Он подошел к ней ближе, глядя на нее своими темно-карими глазами, прикрытыми тяжелыми веками.
— Приверженцы Церкви Второго Шанса разработали несколько великолепных идей по вопросу о том, почему мы были воскрешены из мертвых и кто все это сотворил. К тому же они не так уж ошибаются и по вопросу о том, каким образом или какими способами можно достигнуть поставленной перед нами цели. Цели, к которой человечеству следует стремиться, и тех Врат, которые наши неизвестные благодетели распахнули для нас. Но точность — это Истина. Неточно мыслящая церковь ушла с главной дороги, или, лучше сказать, с единственной дороги. Что вовсе не означает, однако, что никаких других дорог вообще не существует.
— О чем вы говорите? — воскликнула Джилл. — Ваши слова столь же невнятны, как и высказывания этих поклонников Второго Шанса.
— Посмотрим… если, конечно, вы захотите посмотреть, — отозвался он. Потом Пискатор извинился и отошел к большому столу, где вступил в разговор с человеком, который только что пришел.
Джилл неторопливо направилась к Жанне Юган, намереваясь расспросить ее, что она имела в виду, называя себя послушницей Пискатора. Однако дорогу ей преградил де Бержерак. Теперь он широко улыбался.
— Ах, миз Галбирра! Я еще раз должен испросить у вас прощения за тот печальный инцидент. Виновник моего непростительного поведения — алкоголь. Я надеюсь, оно все же не совсем уж непростительное, но зато весьма вульгарное! Я редко выпиваю больше одной-двух унций, поскольку крайне отрицательно отношусь к состоянию, когда мой ум становится тупым. Алкоголь превращает меня в свинью, а мне не нравятся эти животные с копытами, хотя я обожаю их в нарезанном виде и жареных либо на сковороде, либо на вертеле. Но в ту ночь мы рыбачили…
— Я не видела никакого рыболовного снаряжения, — сказала Джилл.
— Оно лежало по другую сторону питающего камня. А туман был так плотен, вы же помните, мадемуазель?
— Миз.
— И мы принялись болтать о Земле, о разных странах, о людях, которых мы знали там, о друзьях, погибших или плохо кончивших, о детях, которые умерли, о том, как наши родители плохо нас понимали, о врагах, и о том, почему мы оказались здесь, ну и так далее, понимаете? Я очень разволновался, вспоминая, как там на Земле вообще, и особенно о своей кузине Маделине, и о том, как бы я поступил, будь я более зрелым и не таким наивным, как в те времена. И тогда…
— И тогда вы напились, — сказала она, стараясь сохранить на лице выражение спокойствия.

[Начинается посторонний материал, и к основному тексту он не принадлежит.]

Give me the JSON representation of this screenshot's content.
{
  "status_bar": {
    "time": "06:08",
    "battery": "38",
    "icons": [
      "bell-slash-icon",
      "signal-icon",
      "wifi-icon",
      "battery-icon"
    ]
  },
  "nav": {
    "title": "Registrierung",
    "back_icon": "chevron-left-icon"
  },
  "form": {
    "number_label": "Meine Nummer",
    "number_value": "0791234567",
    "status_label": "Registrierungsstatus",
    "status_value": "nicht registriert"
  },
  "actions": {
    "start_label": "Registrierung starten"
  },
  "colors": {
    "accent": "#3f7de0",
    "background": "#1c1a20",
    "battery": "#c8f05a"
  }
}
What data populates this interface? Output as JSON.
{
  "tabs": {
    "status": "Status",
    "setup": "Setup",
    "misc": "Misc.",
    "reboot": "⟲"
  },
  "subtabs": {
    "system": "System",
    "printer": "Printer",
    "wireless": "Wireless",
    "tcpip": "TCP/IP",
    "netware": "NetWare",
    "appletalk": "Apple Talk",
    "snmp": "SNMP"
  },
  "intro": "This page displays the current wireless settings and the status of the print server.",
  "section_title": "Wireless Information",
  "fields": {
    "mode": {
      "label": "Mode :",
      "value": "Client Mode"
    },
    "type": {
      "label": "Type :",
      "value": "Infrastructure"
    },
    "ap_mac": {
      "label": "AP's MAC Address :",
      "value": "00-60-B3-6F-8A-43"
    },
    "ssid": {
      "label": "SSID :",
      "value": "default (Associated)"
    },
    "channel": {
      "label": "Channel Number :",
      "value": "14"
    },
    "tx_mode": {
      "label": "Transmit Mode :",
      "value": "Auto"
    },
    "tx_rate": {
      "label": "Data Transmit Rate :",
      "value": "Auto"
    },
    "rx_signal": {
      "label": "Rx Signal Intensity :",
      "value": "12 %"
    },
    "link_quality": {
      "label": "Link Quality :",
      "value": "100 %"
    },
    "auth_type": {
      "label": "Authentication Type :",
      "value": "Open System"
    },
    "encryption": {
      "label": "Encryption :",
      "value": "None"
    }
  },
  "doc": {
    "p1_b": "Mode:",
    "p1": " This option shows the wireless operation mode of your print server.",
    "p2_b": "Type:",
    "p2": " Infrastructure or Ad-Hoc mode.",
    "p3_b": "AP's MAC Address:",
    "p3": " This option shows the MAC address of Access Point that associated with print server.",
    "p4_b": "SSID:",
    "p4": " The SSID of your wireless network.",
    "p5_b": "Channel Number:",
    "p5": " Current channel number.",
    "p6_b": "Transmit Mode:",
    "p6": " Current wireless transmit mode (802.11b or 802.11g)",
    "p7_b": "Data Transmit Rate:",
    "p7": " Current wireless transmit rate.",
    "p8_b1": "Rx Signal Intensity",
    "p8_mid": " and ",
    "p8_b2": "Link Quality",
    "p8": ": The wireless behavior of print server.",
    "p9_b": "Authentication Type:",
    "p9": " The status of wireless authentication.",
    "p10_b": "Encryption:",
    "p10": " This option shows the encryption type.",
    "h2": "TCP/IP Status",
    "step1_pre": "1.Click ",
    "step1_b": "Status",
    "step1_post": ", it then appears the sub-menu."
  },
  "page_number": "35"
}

— И оскорбил вас, миз, хотя клянусь, я не был уверен, что вы женщина. Этот туман, эти мешковатые одежды плюс помрачение моего ума…
— Забудем, — сказала она. — Только… Я уверила себя, что вы никогда не простите меня, поскольку вы как бы потеряли лицо, раз женщина сбила вас с ног. Ваше самолюбие…
— Не надо жить стереотипами! — воскликнул Сирано.
— И вы совершенно правы, — сказала она. — Я ненавижу падение и тем не менее постоянно спотыкаюсь. И так часто… Ладно, большинство людей — это просто ожившие стереотипы, не так ли?
Они стояли и говорили довольно долго. Джилл попивала пурпурный напиток, чувствуя, как внутри ее все постепенно согревается. Дым марихуаны становился все гуще, и Джилл внесла в эти клубы дыма свой вклад, время от времени затягиваясь сигаретой, зажатой между пальцев. Голоса становились все громче, и все чаще звучал дружный смех. Какие-то пары танцевали, обнимая друг друга за шею и преувеличенно шаркая подошвами.